Production ML systems: Deployment testing

You're ready to deploy the unicorn model that predicts unicorn appearances! When deploying, your machine learning (ML) pipeline should run, update, and serve without a problem. If only deploying a model were as easy as pressing a big Deploy button. Unfortunately, a full machine learning system requires tests for:

  • Validating input data.
  • Validating feature engineering.
  • Validating the quality of new model versions.
  • Validating serving infrastructure.
  • Testing integration between pipeline components.

Many software engineers favor test-driven development (TDD). In TDD, software engineers write tests prior to writing the "real" source code. However, TDD can be tricky in machine learning. For example, before training your model, you can't write a test to validate the loss. Instead, you must first discover the achievable loss during model development and then test new model versions against the achievable loss.

About the unicorn model

This section refers to the unicorn model. Here's what you need to know:

You are using machine learning to build a classification model that predicts unicorn appearances. Your dataset details 10,000 unicorn appearances and 10,000 unicorn non-appearances. The dataset contains the location, time of day, elevation, temperature, humidity, tree cover, presence of a rainbow, and several other features.

Test model updates with reproducible training

Perhaps you want to continue improving your unicorn model. For example, suppose you do some additional feature engineering on a certain feature and then retrain the model, hoping to get better (or at least the same) results. Unfortunately, it is sometimes difficult to reproduce model training. To improve reproducibility, follow these recommendations:

  • Deterministically seed the random number generator. For details, see randomization in data generation

  • Initialize model components in a fixed order to ensure the components get the same random number from the random number generator on every run. ML libraries typically handle this requirement automatically.

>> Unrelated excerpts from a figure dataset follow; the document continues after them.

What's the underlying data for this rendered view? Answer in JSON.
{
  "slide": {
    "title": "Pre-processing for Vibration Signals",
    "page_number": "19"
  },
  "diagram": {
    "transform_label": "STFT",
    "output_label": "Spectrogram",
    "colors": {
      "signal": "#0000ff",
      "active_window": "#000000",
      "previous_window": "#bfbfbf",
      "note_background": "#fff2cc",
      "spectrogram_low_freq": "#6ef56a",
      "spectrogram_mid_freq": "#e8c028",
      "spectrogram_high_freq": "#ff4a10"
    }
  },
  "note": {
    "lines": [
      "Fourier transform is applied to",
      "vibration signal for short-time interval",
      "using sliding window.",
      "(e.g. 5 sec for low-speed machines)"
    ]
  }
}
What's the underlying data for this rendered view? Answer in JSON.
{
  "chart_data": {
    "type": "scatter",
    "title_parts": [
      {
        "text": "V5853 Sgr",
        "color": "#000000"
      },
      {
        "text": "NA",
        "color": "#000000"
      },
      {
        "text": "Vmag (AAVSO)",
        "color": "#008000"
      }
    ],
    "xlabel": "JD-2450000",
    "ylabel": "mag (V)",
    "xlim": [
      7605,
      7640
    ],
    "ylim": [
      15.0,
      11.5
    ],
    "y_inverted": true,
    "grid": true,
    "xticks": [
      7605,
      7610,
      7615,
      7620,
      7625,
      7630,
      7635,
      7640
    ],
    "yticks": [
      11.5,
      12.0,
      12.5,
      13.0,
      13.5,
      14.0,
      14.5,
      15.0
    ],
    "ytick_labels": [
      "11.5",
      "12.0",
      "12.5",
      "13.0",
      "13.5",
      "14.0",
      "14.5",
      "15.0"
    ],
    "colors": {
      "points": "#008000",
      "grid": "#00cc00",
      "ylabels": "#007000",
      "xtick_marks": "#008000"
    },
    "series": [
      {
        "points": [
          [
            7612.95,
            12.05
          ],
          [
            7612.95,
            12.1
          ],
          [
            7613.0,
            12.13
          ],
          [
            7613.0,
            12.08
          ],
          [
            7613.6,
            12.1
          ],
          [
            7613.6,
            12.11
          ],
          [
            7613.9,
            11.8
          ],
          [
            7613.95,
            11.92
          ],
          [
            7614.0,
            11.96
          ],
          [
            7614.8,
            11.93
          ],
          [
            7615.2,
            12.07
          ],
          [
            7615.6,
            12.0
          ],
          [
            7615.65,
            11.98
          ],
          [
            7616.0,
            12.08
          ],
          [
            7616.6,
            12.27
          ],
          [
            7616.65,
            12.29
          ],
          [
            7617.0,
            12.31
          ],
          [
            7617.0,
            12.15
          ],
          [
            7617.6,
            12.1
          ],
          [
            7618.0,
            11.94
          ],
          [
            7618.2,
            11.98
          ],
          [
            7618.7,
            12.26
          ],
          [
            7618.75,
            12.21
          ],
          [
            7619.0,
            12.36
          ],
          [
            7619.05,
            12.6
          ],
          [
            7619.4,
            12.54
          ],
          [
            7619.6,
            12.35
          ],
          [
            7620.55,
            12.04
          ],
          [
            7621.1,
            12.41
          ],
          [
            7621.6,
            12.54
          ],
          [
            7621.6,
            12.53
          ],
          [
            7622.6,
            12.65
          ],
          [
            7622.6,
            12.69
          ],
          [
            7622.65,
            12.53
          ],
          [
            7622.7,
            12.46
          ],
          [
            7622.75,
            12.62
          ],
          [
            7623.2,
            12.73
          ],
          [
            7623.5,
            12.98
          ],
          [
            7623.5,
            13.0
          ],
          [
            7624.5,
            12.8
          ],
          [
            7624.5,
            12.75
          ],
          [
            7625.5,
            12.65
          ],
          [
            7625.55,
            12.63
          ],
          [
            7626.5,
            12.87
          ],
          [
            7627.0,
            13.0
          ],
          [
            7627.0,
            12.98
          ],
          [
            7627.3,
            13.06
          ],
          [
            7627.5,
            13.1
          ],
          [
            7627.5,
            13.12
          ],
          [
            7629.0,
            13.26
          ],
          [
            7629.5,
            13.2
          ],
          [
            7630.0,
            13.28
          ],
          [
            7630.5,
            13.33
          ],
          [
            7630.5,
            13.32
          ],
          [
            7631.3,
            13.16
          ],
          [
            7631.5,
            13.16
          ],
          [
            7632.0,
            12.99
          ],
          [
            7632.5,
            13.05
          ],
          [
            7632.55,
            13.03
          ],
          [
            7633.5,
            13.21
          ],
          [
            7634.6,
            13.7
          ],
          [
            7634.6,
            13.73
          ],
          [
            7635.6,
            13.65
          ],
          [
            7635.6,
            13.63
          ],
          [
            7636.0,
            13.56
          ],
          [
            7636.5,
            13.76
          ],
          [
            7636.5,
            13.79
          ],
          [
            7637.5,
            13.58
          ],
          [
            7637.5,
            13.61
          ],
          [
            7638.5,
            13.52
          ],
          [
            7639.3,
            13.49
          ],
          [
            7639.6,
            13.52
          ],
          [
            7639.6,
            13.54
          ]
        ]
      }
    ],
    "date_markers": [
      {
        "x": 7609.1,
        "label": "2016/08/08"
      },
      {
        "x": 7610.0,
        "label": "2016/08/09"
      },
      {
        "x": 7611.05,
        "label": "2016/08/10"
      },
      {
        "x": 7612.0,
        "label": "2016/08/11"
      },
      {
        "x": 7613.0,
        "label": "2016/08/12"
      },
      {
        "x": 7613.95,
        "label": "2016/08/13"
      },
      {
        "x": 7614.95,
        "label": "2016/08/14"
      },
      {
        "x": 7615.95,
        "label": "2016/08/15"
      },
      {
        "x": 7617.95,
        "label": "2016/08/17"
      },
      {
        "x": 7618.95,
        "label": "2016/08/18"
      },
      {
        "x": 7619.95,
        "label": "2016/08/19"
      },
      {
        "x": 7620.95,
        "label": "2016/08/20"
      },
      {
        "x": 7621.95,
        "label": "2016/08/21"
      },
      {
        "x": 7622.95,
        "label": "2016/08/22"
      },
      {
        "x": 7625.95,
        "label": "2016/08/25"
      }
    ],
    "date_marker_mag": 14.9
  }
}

  • Take the average of several runs of the model.

  • Use version control, even for preliminary iterations, so that you can pinpoint code and parameters when investigating your model or pipeline.

Even after following these guidelines, other sources of nondeterminism might still exist.

Test calls to machine learning API

How do you test updates to API calls? You could retrain your model, but that's time intensive. Instead, write a unit test to generate random input data and run a single step of gradient descent. If this step completes without errors, then any updates to the API probably haven't ruined your model.

Write integration tests for pipeline components

In an ML pipeline, changes in one component can cause errors in other components. Check that components work together by writing an integration test that runs the entire pipeline end-to-end.

Besides running integration tests continuously, you should run integration tests when pushing new models and new software versions. The slowness of running the entire pipeline makes continuous integration testing harder. To run integration tests faster, train on a subset of the data or with a simpler model. The details depend on your model and data. To get continuous coverage, you'd adjust your faster tests so that they run with every new version of model or software. Meanwhile, your slow tests would run continuously in the background.

Validate model quality before serving

Before pushing a new model version to production, test for the following two types of quality degradations:

  • Sudden degradation. A bug in the new version could cause significantly lower quality. Validate new versions by checking their quality against the previous version.

  • Slow degradation. Your test for sudden degradation might not detect a slow degradation in model quality over multiple versions. Instead, ensure your model's predictions on a validation dataset meet a fixed threshold. If your validation dataset deviates from live data, then update your validation dataset and ensure your model still meets the same quality threshold.

Validate model-infrastructure compatibility before serving

If your model is updated faster than your server, then your model could have different software dependencies from your server, potentially causing incompatibilities. Ensure that the operations used by the model are present in the server by staging the model in a sandboxed version of the server.